I was at the police station today watching an interrogation and it was kinda like that. Only with more nausea involved. On account of the angle of the cameras and the weird way the digital images didn't flow but jerked. And the echo. En espanol. It was a little surreal. And nauseating. But I mentioned that.
The deal is the guy was accused of touching a four year old. Which is why I was watching the interrogation. He denied it of course. Its no fair being four. Or three or two. You can't tell a story with a beginning, middle, and end. Its like your stories have their eyes on sideways and can't get out the whole in your throat. And none of us can be sure of your story when its all Alice-in-wonderlandy. The story's true, its just hard to see how the parts fit together.

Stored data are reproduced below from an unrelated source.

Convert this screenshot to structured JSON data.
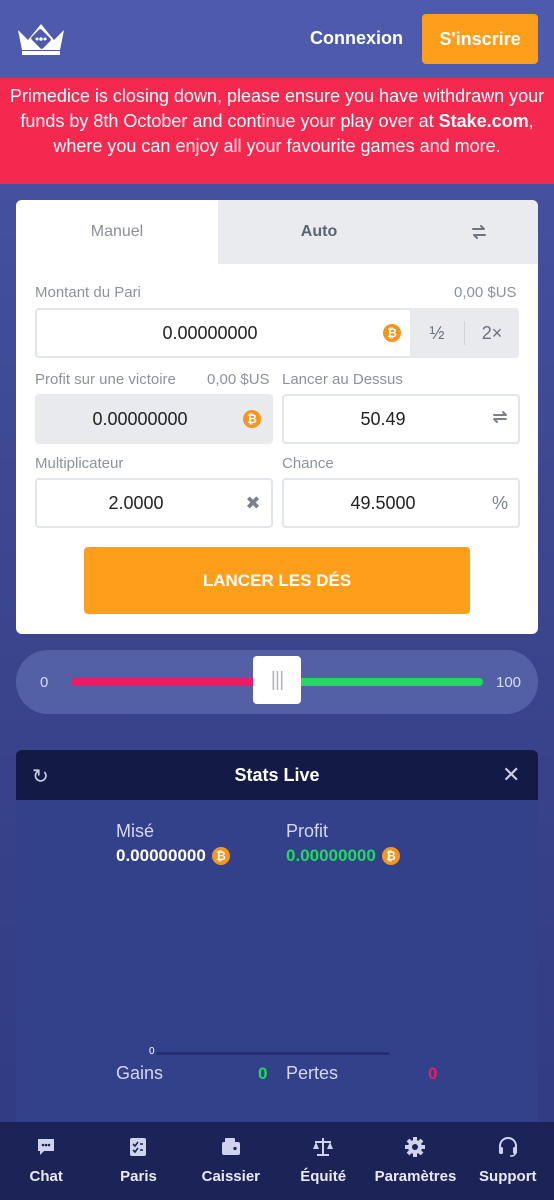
{
  "header": {
    "login_label": "Connexion",
    "signup_label": "S'inscrire"
  },
  "banner": {
    "text_before": "Primedice is closing down, please ensure you have withdrawn your funds by 8th October and continue your play over at ",
    "link": "Stake.com",
    "text_after": ", where you can enjoy all your favourite games and more."
  },
  "tabs": {
    "manual": "Manuel",
    "auto": "Auto",
    "switch_icon": "swap-icon"
  },
  "bet": {
    "label": "Montant du Pari",
    "usd": "0,00 $US",
    "value": "0.00000000",
    "half": "½",
    "double": "2×"
  },
  "profit": {
    "label": "Profit sur une victoire",
    "usd": "0,00 $US",
    "value": "0.00000000"
  },
  "roll_over": {
    "label": "Lancer au Dessus",
    "value": "50.49"
  },
  "multiplier": {
    "label": "Multiplicateur",
    "value": "2.0000"
  },
  "chance": {
    "label": "Chance",
    "value": "49.5000",
    "unit": "%"
  },
  "roll_button": "LANCER LES DÉS",
  "slider": {
    "min": "0",
    "max": "100",
    "value": 50.49
  },
  "stats": {
    "title": "Stats Live",
    "wagered_label": "Misé",
    "wagered_value": "0.00000000",
    "profit_label": "Profit",
    "profit_value": "0.00000000",
    "chart_zero": "0",
    "wins_label": "Gains",
    "wins_value": "0",
    "losses_label": "Pertes",
    "losses_value": "0"
  },
  "colors": {
    "accent": "#ff9e1b",
    "alert": "#f5294f",
    "win": "#22d95e",
    "loss": "#ee1b64"
  },
  "nav": [
    {
      "label": "Chat",
      "icon": "chat-icon"
    },
    {
      "label": "Paris",
      "icon": "bets-icon"
    },
    {
      "label": "Caissier",
      "icon": "wallet-icon"
    },
    {
      "label": "Équité",
      "icon": "scale-icon"
    },
    {
      "label": "Paramètres",
      "icon": "gear-icon"
    },
    {
      "label": "Support",
      "icon": "headset-icon"
    }
  ]
}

Cops want me to have the answer. They want there to be a black and a white and a good guy and a bad guy. They go after the bad guy. But its not so simple. Their view is all slidy and confusing too. Because sometimes people are on the right side or the wrong side and they switch hit for the other team, or just trade sides or hang out in the middle like Sweden all selling arms to one country but refusing to get involved in the war. That's more like most people.
Cops want me to be able to tell if he did it or not. They use their tricks and intimidation and training in lying to try to make a picture of whether he did or didn't do it. And we sit and talk and talk about it, trying to get it into some crisp photo focus that shows the answer equals 9 or 10 or 13 or yes or no or black or white. But I don't know.

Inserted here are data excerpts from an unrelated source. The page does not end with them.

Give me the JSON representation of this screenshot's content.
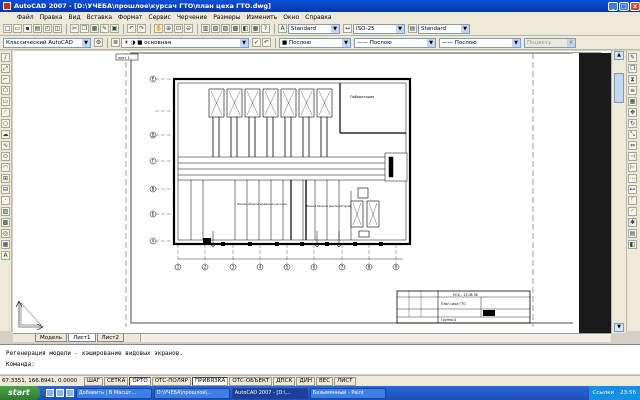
{
  "window": {
    "title": "AutoCAD 2007 - [D:\\УЧЕБА\\прошлое\\курсач ГТО\\план цеха ГТО.dwg]",
    "min_label": "_",
    "max_label": "□",
    "close_label": "x"
  },
  "menu": [
    "Файл",
    "Правка",
    "Вид",
    "Вставка",
    "Формат",
    "Сервис",
    "Черчение",
    "Размеры",
    "Изменить",
    "Окно",
    "Справка"
  ],
  "toolbar": {
    "text_style": "Standard",
    "dim_style": "ISO-25",
    "table_style": "Standard"
  },
  "toolbar2": {
    "workspace": "Классический AutoCAD",
    "layer": "основная",
    "color": "Послою",
    "linetype": "Послою",
    "lineweight": "Послою",
    "plotstyle": "Поцвету"
  },
  "drawing": {
    "stamp": "лист 1",
    "room_label": "Лаборатория",
    "line_label_1": "Линия сборки водяных насосов",
    "line_label_2": "Линия сборки вентиляторов",
    "axes_rows": [
      "Е",
      "Д",
      "Г",
      "В",
      "Б",
      "А"
    ],
    "axes_cols": [
      "1",
      "2",
      "3",
      "4",
      "5",
      "6",
      "7",
      "8",
      "9"
    ],
    "titleblock_code": "ПСХ – 15.08.36",
    "titleblock_name": "План цеха ГТО",
    "titleblock_sub": "Группа А"
  },
  "tabs": [
    "Модель",
    "Лист1",
    "Лист2"
  ],
  "command_line": {
    "history": "Регенерация модели - кэширование видовых экранов.",
    "prompt": "Команда:"
  },
  "status": {
    "coords": "67.3351, 166.8941, 0.0000",
    "buttons": [
      "ШАГ",
      "СЕТКА",
      "ОРТО",
      "ОТС-ПОЛЯР",
      "ПРИВЯЗКА",
      "ОТС-ОБЪЕКТ",
      "ДПСК",
      "ДИН",
      "ВЕС",
      "ЛИСТ"
    ]
  },
  "taskbar": {
    "start": "start",
    "tasks": [
      "Добавить | В Масшт...",
      "D:\\УЧЕБА\\прошлое\\...",
      "AutoCAD 2007 - [D:\\...",
      "Безымянный - Paint"
    ],
    "tray_label": "Ссылки",
    "clock": "23:56"
  }
}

My eyes are still on sideways from being all tired and unmotivated and spending too much time reading and watching movies. I've been all skewed viewed and mopey. Sometimes I get too focused and can't remember to have fun. Its been the worst summer ever for that. I'm so busy trying to make sure the kitchen's repainted and the baby room is set up and the energy audit and the new insulation and getting the carpets cleaned and my caseload cleaned up and prepared that I've been forgetting to be me. The fun, goofy me. The one who can drop things easily in order to make a snide comment or whimsical remark. Ok, they're a lot snarky sometimes, but normally they slide effortlessly off my braintongue.

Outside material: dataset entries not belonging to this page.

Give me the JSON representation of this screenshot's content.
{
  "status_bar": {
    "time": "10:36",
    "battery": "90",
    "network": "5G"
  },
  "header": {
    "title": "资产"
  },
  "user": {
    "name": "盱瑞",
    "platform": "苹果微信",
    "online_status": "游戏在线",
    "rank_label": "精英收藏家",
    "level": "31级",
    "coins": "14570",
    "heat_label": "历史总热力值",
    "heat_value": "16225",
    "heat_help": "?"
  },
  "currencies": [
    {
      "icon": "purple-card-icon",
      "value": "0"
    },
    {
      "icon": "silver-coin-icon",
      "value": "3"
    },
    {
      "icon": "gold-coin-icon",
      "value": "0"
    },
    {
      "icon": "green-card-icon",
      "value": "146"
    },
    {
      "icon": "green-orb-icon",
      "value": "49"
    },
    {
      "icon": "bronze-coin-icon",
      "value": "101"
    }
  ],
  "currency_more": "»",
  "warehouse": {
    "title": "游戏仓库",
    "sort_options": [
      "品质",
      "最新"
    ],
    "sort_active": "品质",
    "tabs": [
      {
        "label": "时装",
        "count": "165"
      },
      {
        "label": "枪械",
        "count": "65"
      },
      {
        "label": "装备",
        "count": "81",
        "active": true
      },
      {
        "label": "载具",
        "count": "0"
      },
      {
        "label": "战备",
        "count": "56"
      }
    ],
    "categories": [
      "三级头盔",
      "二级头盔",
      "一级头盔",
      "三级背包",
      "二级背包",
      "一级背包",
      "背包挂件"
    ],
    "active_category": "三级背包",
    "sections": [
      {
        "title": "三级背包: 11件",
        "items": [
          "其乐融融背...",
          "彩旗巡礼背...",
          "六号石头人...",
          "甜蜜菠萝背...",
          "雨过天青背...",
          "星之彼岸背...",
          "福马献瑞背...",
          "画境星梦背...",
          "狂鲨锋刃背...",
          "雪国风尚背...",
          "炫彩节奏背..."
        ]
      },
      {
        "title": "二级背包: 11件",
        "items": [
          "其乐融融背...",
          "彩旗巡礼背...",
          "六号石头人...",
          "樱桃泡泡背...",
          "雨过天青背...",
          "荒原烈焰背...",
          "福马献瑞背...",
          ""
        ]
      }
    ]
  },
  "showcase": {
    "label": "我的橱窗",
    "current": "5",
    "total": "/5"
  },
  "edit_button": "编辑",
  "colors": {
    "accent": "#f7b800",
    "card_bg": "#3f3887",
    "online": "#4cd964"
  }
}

Its summer. Lay around. Swim. Spend a long evening talking as the sunsets on a deck with friends. Go for a long walk without knowing when you'll be home or where you're headed. These are instructions for me. I'm allowing myself 2 more days to be hyper focused. Then, its summer. And I'm going to make myself remember who I am, reintroduce whimsy, let the focus out and shift and meander toward an easy ride to the end of wherever.